Painful as it may be, enforce immigration laws equally


We believe Congress had an obligation to enact an immigration reform bill that would have allowed this nation to provide for the orderly transition from a haphazard policy to a realistic one.

For a number of reasons, that didn’t happen. A side note: It was interesting to hear outgoing presidential adviser Karl Rove on the Sunday morning talk shows blaming Democrats for the failure of President Bush’s immigration reform initiative. Clearly, the bill was scuttled after Republicans refused to support President Bush’s proposal.

But regardless of the politics of why immigration reform wasn’t passed or who gets the blame or credit (talk radio, for instance, is more than happy to take the credit), the fact remains that for the foreseeable future, there will be no reform bill. Which leaves the administration with only one option: Enforce the nation’s immigration laws as they stand.

Hit them where they work

A particularly effective part of the nation’s immigration laws deal with preventing the employment of illegal aliens. It is not a difficult provision to enforce.

The law says that employers mayh only hire citizens or legal immigrants and proscribes those documents that are acceptable proof of legal residency. This is nothing new. Employers have been required to have copies of these documents on file for new hires for decades. But over the years, some employers have become lax and some employees have gotten better at fooling their prospective employers with falsified documents.

The administration has announced that it will toughen enforcement of existing laws. It threatened steeper penalties against employers and more vigorous worksite inspections.

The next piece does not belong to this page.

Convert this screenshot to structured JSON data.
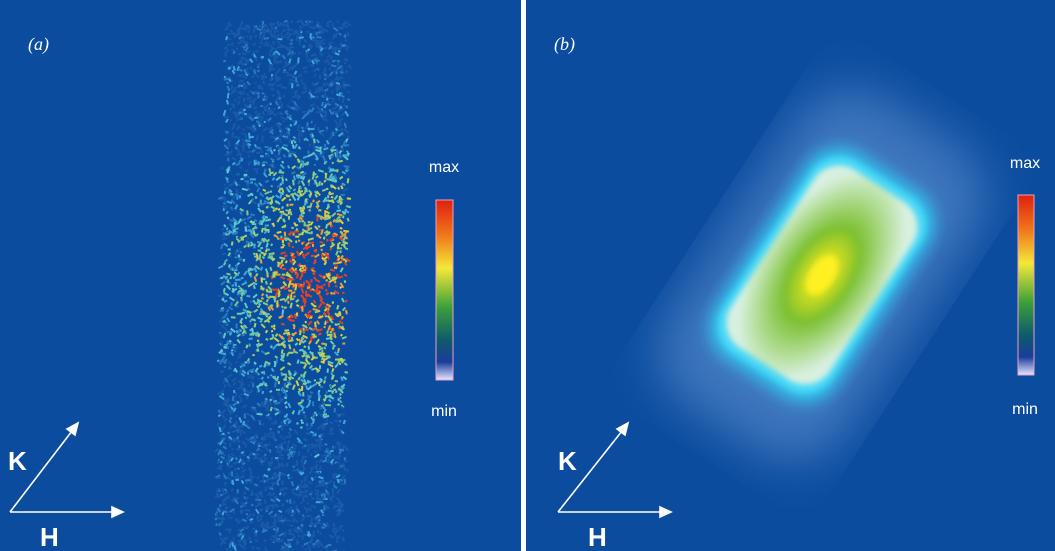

That sounds like a good plan, but as in all plans, the proof of its value will be in the breadth of its enforcement and in the willingness of the public to accept its consequences.

The image presented by advocates for stiffer immigration reform is that of a crackdown on largely Hispanic immigrants who, the story goes, defy Americanization. But the enforcement of immigration law cannot be based on whether the violators have made a sufficient effort to Americanize or not.

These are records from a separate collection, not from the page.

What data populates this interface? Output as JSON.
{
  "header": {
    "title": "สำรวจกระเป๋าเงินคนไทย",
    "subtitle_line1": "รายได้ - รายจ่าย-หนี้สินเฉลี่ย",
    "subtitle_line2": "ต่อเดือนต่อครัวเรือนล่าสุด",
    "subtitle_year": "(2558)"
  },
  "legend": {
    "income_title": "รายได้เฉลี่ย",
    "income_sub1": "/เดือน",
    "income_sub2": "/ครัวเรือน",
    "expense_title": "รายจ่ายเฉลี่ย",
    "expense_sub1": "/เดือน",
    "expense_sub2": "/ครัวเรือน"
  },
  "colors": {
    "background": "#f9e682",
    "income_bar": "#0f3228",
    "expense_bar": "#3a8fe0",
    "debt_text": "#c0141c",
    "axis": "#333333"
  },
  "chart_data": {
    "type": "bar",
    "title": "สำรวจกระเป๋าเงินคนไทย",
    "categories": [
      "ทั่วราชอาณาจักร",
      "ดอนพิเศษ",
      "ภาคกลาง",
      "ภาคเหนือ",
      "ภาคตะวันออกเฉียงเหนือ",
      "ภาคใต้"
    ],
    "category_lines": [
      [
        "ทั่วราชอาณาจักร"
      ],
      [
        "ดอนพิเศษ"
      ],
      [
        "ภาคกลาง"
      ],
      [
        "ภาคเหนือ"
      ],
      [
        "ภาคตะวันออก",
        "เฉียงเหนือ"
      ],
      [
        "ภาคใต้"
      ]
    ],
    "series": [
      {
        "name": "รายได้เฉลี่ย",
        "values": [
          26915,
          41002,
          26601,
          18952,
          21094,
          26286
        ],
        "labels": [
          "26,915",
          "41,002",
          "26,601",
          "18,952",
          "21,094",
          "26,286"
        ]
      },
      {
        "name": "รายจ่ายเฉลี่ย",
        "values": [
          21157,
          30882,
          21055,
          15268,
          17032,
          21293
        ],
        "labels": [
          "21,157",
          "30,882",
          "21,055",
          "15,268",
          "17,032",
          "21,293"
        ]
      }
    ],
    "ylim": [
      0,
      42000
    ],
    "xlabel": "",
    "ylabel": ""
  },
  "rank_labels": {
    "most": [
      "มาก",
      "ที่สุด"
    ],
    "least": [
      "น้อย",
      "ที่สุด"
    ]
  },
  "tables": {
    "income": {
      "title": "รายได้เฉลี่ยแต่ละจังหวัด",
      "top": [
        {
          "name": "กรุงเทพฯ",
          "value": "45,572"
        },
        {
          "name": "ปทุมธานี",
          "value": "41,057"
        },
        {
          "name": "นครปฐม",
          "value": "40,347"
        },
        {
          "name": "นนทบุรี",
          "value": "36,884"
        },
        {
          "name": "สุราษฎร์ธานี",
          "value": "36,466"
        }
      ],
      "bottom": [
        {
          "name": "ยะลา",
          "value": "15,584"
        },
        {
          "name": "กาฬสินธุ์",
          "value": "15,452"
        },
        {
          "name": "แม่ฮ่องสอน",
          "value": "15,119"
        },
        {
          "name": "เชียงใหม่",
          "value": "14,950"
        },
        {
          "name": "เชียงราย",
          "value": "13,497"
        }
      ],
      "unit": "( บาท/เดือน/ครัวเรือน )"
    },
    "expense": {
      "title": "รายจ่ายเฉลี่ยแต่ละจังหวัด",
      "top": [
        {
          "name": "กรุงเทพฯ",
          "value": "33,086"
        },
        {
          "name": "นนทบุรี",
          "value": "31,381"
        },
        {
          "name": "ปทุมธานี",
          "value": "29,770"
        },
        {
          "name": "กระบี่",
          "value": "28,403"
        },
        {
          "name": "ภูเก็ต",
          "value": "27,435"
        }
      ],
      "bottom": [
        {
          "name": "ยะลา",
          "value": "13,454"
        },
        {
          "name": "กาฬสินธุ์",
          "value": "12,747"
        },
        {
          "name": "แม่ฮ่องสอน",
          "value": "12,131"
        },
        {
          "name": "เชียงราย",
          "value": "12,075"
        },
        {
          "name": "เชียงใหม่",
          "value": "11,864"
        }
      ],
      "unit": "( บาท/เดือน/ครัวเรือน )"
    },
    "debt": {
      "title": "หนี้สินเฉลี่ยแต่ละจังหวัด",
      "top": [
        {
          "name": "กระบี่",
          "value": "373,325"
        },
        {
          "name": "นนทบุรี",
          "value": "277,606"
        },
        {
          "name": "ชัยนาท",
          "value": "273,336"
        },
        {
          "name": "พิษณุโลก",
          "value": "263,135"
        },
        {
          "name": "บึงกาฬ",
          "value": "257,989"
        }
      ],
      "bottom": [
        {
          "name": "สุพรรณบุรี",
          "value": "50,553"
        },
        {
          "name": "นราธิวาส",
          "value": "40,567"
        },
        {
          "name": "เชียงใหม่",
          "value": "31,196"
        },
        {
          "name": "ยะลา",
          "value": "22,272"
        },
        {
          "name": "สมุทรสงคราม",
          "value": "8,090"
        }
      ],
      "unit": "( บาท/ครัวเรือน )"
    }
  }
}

And illegal immigrants aren’t all Hispanic. Slightly more than half of the nation’s illegal immigration is from Latin American countries. That leaves slightly less than half from other areas of the world.

It must be comprehensive

If immigration agents are going to crack down on employers, they are going to have to look beyond the farms of the South and West. They are going to have to look all over the country. At packing houses, at hotels, and cab stands, trendy bars and pubs, construction sites, big-box stores, office buildings, day care centers. And at airports, especially at airports.

One of the most famous illegal immigrants of the day, Elvira Arellano, had been deported once, re-entered the country and was working cleaning airplanes at O’Hare International Airport when she was arrested. She spent a year in a Chicago church, claiming sanctuary, making headlines along the way.

How many other people who work on airplanes are illegal immigrants? And while the vast majority just want to earn a living, the fact remains that it makes little sense to search a grandmother from Des Moines before letting her board an airplane if the cleaning crew given free access to that plane are illegal aliens.

Enforcing the nation’s immigration laws and denying jobs to illegal immigrants will have the effect of driving some of those immigrants out of the United States. Of course, the only ones it will affect are those who have been making an effort to work and have been providing a service of one kind or another. Immigrants who have turned to a life of crime won’t have to worry getting picked up in a sweep of a chicken processing plant or tomato field.

There are already reports of vegetables rotting in fields and fruit going unpicked in orchards and of unmilked cows suffering in barns in some states. Other segments of the economy that have been relying on immigrant labor — legal and illegal — will be forced to get by with fewer workers.

Prices will go up or quality of service will go down or there will be a combination of both.

But that’s the price Americans have said they are willing to pay. At least it is what Congress apparently thought they were saying when it abandoned its responsibility to pass an immigration reform bill.